One Tuesday near the end of March, John wrote the most beautiful blog about Sylvia. He referred to the place we had arrived, where we were still holding onto her but knew we were near the end of this time, as “where the string meets the knot.”
I held her hand that night, fed her soup by the teaspoonful, and told her about John’s blog post and his metaphor about the string and the knot.
She smiled deeply and said, “That is exactly where we are, Honey.”
She knew, and I knew, that the days of sitting together were numbered. As much as I was fully adult in my understanding, I felt a deep and childlike urgency, a desire to freeze the moment so I wouldn’t ever have to face the inevitable. I had reassured her that I would be sad but that I would be okay, too, to which she replied, “You’ll be fine. You’re strong, like me.”
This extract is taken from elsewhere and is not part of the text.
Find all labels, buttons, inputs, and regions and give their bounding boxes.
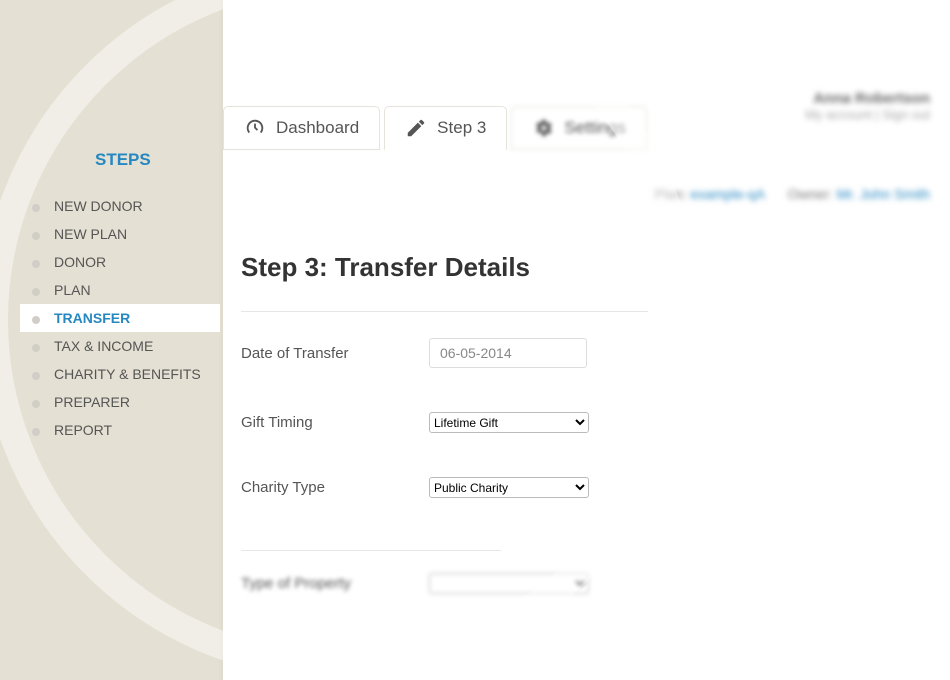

On Thursday night, it happened: she could no longer swallow the soup. Even the smallest sips made her cough and choke. I brought the thermos of hot soup back home that night; pouring it down the sink, I knew I had made the last meal. The gravity of the moment made me numb. It was as if the house had collapsed.
On Friday I went without soup, we just sat together.
On Saturday morning my most loyal friend, my dear Sylvia, my mother, passed quietly. That morning the sky broke open and delivered a torrential rain.
Simple routines are the guard rails of our lives. They inform us of the fragile, ever-present boundaries between the safe and secure and the chasms of the unknown. We seldom realize their strength until they’re gone. Making home-cooked meals for my mom made me feel that even though I couldn’t control her illness, I could at least bring her company and comfort.
It allowed me to feel that I could somehow control the situation … until I couldn’t.
For the first few days that I didn’t make soup, I felt lost. It wasn’t the soup, really. It was me. I was adrift upon an open sea. Grief coming in waves I couldn’t control, waves I simply had to ride.
Finding the spoiled milk on our refrigerator shelf this morning was a punctuation mark, a period at the end of one sentence and the start of a new one. Much as you may want to hold onto a moment and make it last forever, you can’t. The only moment you can truly possess is the one before you right now.
The spoiled milk made it clear that I’d already set foot on a new path. A path, perhaps, where making homemade soup will serve as a sweet reminder of the power of simple routines, and of love as deep as an ocean.